Rusya’nın kendi ciddi sorunları var. Ruslar da kendilerini dev aynasında görüyorlar ama siyasal-sosyal yapıları sağlam temellere oturmuyor. Sistem çürük. Şimdiki durum Sovyetler Birliği döneminden kötü. Olimpiyatlara katılacak Rus sporcuların bir çoğunun dopingli oldukarının tespit edilmesi bir şeyler anlatmıyor mu? Rusya ile ilişkileri geliştirirken bu ülkeyi iyi incelemek, güçlü ve zayıf yanlarını iyi bilmek gerekir. Türkiye’nin de ciddi sorunları var. Yumuşak gücünü yitirmiş durumda. Dıştan bakıldığında tablo iyi görünmüyor. Rusya ve Türkiye müttefik olsalar da “yeni dünya” kuramazlar. Uluslararası arenada ABD ve Avrupa dışında önemli olan aktör Çin’dir. Brexit’i örnek göstererek AB’nin, Batı’nın çökmekte olduğu analizleri Mark Twain’in deyimiyle fazla abartılmıştır. Ayrıca Çin, Rusya, İran gibi ülkeler otoriter siyasal modeli temsil ediyor. Türkiye’de “demokrasi, demokrasi” diye bağıranlar otoriter modeli mi tercih ediyorlar? Türkiye halkına yaraşan Avrupa standartlarında demokrasi ve özgürlükler mi yoksa Rusya standartları mı?

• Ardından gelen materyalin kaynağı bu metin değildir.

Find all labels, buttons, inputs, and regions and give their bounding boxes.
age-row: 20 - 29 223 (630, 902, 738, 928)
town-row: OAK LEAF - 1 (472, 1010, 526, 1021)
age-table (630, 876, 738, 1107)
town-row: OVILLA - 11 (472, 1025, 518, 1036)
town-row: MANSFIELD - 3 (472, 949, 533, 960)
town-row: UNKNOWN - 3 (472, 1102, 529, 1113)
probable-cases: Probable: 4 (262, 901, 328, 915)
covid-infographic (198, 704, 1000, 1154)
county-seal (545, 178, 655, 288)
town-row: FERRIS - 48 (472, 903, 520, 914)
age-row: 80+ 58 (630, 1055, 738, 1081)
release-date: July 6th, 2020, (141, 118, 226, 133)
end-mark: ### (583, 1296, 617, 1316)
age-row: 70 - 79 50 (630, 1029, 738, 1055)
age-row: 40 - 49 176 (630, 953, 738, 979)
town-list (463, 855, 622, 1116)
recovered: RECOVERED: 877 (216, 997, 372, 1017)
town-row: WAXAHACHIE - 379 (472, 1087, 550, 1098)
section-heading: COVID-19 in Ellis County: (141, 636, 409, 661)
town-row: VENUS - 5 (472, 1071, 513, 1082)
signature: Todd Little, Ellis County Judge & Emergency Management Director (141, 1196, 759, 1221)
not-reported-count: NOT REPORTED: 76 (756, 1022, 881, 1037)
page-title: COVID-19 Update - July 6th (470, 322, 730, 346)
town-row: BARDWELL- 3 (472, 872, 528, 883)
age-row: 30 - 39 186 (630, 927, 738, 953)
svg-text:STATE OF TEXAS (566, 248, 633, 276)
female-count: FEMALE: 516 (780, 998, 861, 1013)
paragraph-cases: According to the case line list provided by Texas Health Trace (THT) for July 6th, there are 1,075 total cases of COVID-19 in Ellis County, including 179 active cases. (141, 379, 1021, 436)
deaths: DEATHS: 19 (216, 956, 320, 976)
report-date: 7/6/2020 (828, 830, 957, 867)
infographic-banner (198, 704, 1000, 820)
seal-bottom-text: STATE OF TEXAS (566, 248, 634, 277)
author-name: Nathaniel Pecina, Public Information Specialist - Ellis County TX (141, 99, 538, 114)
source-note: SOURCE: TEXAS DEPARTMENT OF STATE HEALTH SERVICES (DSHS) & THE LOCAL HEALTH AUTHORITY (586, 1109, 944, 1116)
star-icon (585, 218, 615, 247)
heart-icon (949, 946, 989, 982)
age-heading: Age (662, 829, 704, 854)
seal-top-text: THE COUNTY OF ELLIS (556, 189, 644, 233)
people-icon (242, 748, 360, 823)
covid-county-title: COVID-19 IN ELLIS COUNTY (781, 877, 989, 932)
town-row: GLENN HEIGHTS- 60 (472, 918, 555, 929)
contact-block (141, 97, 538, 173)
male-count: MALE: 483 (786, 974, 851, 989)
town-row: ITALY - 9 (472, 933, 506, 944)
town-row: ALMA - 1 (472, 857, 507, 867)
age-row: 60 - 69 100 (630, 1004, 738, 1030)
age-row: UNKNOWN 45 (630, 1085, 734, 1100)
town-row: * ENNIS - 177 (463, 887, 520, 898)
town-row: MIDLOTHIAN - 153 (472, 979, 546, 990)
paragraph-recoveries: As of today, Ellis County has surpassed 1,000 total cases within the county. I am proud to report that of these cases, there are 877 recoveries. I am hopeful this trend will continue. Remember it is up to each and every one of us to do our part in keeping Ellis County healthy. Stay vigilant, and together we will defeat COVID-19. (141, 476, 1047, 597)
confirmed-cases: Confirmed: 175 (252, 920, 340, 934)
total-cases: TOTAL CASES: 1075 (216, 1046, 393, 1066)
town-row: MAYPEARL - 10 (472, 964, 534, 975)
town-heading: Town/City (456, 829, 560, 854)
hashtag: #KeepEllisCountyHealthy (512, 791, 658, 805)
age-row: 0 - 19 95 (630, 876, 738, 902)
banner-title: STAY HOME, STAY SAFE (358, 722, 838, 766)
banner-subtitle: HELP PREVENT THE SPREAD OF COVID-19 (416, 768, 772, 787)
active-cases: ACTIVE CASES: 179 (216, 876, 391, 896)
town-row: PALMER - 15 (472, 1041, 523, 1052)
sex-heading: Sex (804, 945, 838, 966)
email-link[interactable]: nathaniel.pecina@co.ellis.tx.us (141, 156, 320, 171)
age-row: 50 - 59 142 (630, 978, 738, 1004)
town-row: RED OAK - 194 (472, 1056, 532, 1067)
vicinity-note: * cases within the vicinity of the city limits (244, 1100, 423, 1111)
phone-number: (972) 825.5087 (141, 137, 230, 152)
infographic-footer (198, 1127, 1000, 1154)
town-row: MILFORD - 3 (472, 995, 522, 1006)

Salı günü gerçekleşen Erdoğan-Putin görüşmesi Türkiye-Rusya ilişkilerinde yeni ve olumlu bir dönemin başlangıcıdır. İki ülke enerji, ekonomi, turizm ve diğer alanlarda işbirliğini geliştirirken jeo-politik rekabete devam edecekler. Kafkaslar’da, Karadeniz’de, Ukrayna’da, Doğu Akdeniz’de, Kıbrıs’ta, Suriye’de çıkarlar örtüşmemeye, çelişmeye devam edecek. İşbirliği ve rekabet birlikte yürüyecek. Durumun özeti bu.